Job responds to these speeches of God by recanting (a better translation in vs. 6 than “I despise myself”) and by acknowledging that he spoke of things he didn’t understand. The world is not a chaotic and disordered place, as Job had claimed (see ch. 9), and God is not vindictive and overly concerned with human sin, as he had argued (7:11-21). God’s concern for the world (including humanity) is far more expansive than Job had imagined. Humanity has a place in that world, but it is not what Job or his friends had imagined; that is, humanity as the center of creation and the sole recipient of God’s attention. God’s concern is for all of life and all of creation, including humanity. In the God-speeches, Job’s vision is expanded and Job’s hope is fulfilled: He has seen God (42:5; cf. 19:26-27).

Note: The preacher might put this text into conversation with texts like Matt 6:25-33 or Rom 8:31-39. These texts and many others affirm that God loves us and provides for us. The vision of Job emphasizes God’s love and care for all of creation, but it does not negate God’s love for humanity.

Week 6
Job 42:7-17

In the last chapter of the book, Job is commended by God for speaking “to me rightly” (42:7-8; a better translation than “of me what is right.”) Job, unlike his friends, has continued to speak to God rather than just about God and has thereby been faithful to that relationship.

Job’s fortunes are restored. He (and presumably Mrs. Job) have more children, and he gives his daughters names befitting their great beauty and an inheritance along with their brothers (an unheard-of act in that patriarchal culture). In other words, Job learns to govern his world the way God governs God’s world: with great delight in his children’s beauty and freedom. Like God, Job gives his children the freedom to be who they were created to be.

Though some readers find the epilogue of Job unsatisfactory, Ellen Davis suggests that the question one must ask is not, “How much (or how little) does it cost God to give more children?” but “What does it cost Job to become a father again?” (Getting Involved with God, p. 142). After all his suffering, Job does indeed choose to have more children; Job chooses to live again, even though he knows all too well the pain that living and loving entails. Such a choice stems from his fierce faith in the God of life.

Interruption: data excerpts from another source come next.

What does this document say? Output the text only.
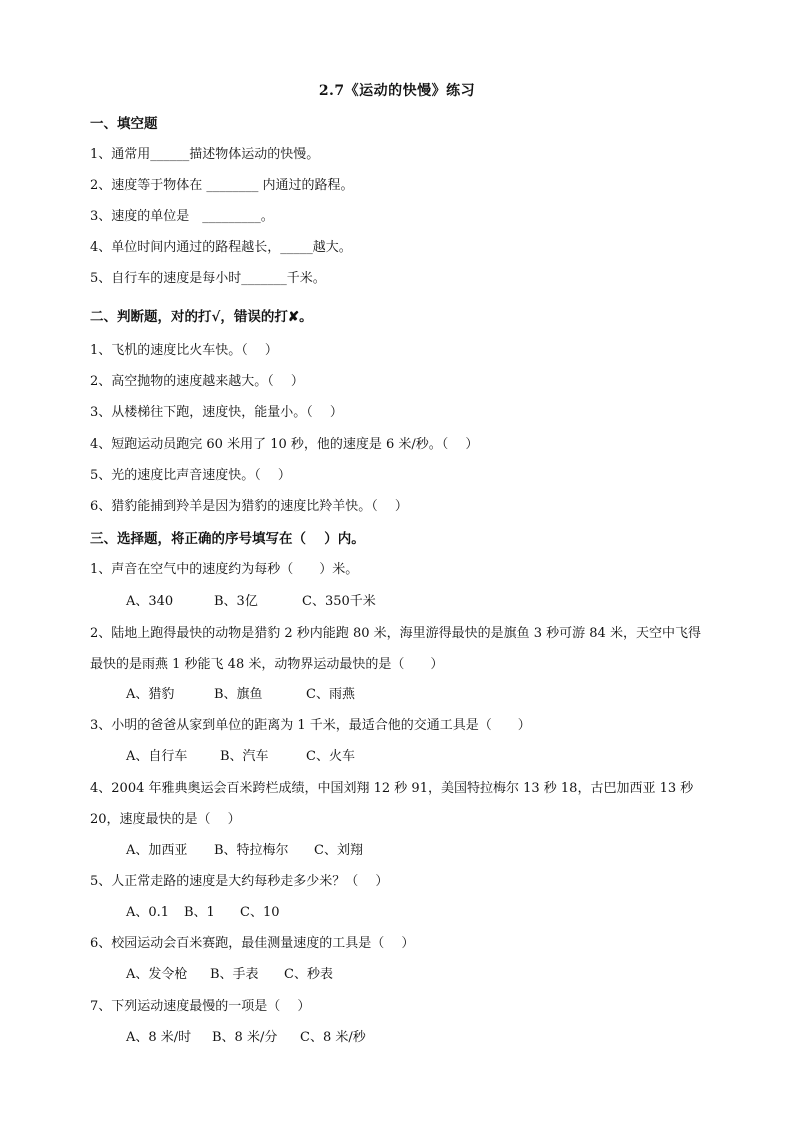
2.7《运动的快慢》练习
一、填空题
1、通常用______描述物体运动的快慢。
2、速度等于物体在 ________ 内通过的路程。
3、速度的单位是　_________。
4、单位时间内通过的路程越长，_____越大。
5、自行车的速度是每小时_______千米。
二、判断题，对的打√，错误的打✘。
1、飞机的速度比火车快。（　 ）
2、高空抛物的速度越来越大。（　 ）
3、从楼梯往下跑，速度快，能量小。（　 ）
4、短跑运动员跑完 60 米用了 10 秒，他的速度是 6 米/秒。（　 ）
5、光的速度比声音速度快。（　 ）
6、猎豹能捕到羚羊是因为猎豹的速度比羚羊快。（　 ）
三、选择题，将正确的序号填写在（　 ）内。
1、声音在空气中的速度约为每秒（　　）米。
A、340	B、3亿	C、350千米
2、陆地上跑得最快的动物是猎豹 2 秒内能跑 80 米，海里游得最快的是旗鱼 3 秒可游 84 米，天空中飞得最快的是雨燕 1 秒能飞 48 米，动物界运动最快的是（　　）
A、猎豹	B、旗鱼	C、雨燕
3、小明的爸爸从家到单位的距离为 1 千米，最适合他的交通工具是（　　）
A、自行车	B、汽车	C、火车
4、2004 年雅典奥运会百米跨栏成绩，中国刘翔 12 秒 91，美国特拉梅尔 13 秒 18，古巴加西亚 13 秒 20，速度最快的是（　 ）
A、加西亚 B、特拉梅尔 C、刘翔
5、人正常走路的速度是大约每秒走多少米？（　 ）
A、0.1 B、1 C、10
6、校园运动会百米赛跑，最佳测量速度的工具是（　 ）
A、发令枪 B、手表 C、秒表
7、下列运动速度最慢的一项是（　 ）
A、8 米/时 B、8 米/分 C、8 米/秒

At this end of the book of Job, it must be acknowledged that there is no fully satisfactory “answer” to the problem of innocent suffering. Still, Job provides us several faithful responses to suffering: speaking to God honestly and directly, and trusting that God will answer; risking living and loving even after great pain; and delighting in a world that is wild and beautiful and risky, trusting in the faithful God who created and still sustains that world.

Note: We read the book of Job as Christians, of course, and so we cannot finally speak of suffering without speaking of the cross. The preacher could speak of Job as a theologian of the cross (see Diane Jacobson’s article by that title in the Fall 2011 issue of Word and World ). The preacher could speak of the book of Job as a story of death and resurrection (though resurrection is not a full-fledged theological concept in the book of Job, the end of the book is a sort of resurrection). The preacher could also, of course, speak of Jesus’ suffering on the cross and his resurrection which holds the promise of new life for us all.

In other words, let the book of Job speak in its own right in your preaching (don’t “jump to Jesus” too soon), but don’t be afraid to read it through the lens of Christian faith, as well.

Blessings to you as you study and preach!